Anyone who thinks Alien is a slow movie is fucking retarded. I dislike the sci-fi genre in general, but watching Alien is always a pleasant experience: the shots, the music on key moments, the lighting etc. - just about everything comes together nicely when it has to. The movie is absolutely flawless, and anyone who tries to nitpick it is just being a contrarian.

There's a reason Ridley Scott considers the Theatrical Version the definite cut of Alien.

>implying silent movies were slow

...

>checks for dubs
>no dubs

Thank fuck.

You are a sick man, user.

They are all correct

>I dislike the sci-fi genre in general

Alien is clearly part of the Horror genre, it just has a sci-fi setting.

Not cool man, not cool.

wtf no. we had the best of the late 70s, 80s, and beyond.

>United States Law

Why should that matter to ME?

much like eastwood then.

Film used to be a visual medium.

Now it's used a way to condense a book into 90 minutes.

It's Chan law, retard. Enjoy being b&

>Chan law

THAT MATTERS EVEN LESS TO MEE

Mind you don't cut yourself on those edges, user.

While most anons posted correct reasons, pretending this shit ONLY happened during this generation is retarded.

It's a multi-tier process, happening throughout the whole kinohistory.

1. Language of cinema evolves.
To convey some idea, you had to show it in it's fullness back in a day. A guy leaves his home, enters his cars, ignites it, drives it to work, leaves. You HAD to show all that or the audience would be confused by the sudden transition. (What happened? Teleport?)

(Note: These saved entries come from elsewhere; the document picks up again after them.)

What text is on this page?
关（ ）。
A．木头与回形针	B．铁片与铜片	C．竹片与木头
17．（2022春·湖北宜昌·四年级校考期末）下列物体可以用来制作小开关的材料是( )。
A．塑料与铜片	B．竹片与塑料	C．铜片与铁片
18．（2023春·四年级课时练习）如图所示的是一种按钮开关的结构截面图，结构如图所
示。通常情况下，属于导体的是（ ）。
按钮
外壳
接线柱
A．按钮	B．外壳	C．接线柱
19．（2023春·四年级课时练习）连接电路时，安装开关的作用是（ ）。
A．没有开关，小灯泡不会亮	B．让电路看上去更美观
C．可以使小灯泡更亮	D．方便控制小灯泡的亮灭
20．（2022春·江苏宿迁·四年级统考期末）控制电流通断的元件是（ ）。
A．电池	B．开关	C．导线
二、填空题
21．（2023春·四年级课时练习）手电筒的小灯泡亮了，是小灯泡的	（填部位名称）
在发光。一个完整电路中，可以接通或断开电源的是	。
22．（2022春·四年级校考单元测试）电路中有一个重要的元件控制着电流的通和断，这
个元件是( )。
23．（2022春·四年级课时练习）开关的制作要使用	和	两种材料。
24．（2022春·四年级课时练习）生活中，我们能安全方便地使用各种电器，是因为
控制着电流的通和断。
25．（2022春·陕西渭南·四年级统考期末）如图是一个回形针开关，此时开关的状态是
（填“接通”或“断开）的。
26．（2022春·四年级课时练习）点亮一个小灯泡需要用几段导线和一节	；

Which each passing year filmmakers were able to cut more and more of that trim away.

2. Language of cinema evolves.
To show something, you can simply REFERENCE it, and the whole scene composition from ANOTHER, WELL-KNOWN movies then serves as a foundation for your idea. Think Sup Forums memes, they don't need explaining, they can be just shown.

3. Editing evolves.
Editing film is painful and dangerous. Editing tape is much easier, thus MTV [generation]. Editing digital is fun and easy and you can do 0.001 second cuts.

4. Time does speed up.
Society lives faster and faster. The average run-time for a song nowdays is 2 minutes, we used to have 7 minute tracks. Vidya and all other forms of entertainment reflect this as well. user mentioning youtube and smartphones are also correct.

Padding

>look at the pretty shot

Just a way to show off money spent on the scenery or location found. I'm not a photographer or cinephile, so holding on a shot for more than 5 seconds (as an establishing shot) doesn't 'do' anything for me. Back in the day it was showing off new camera tech and so on.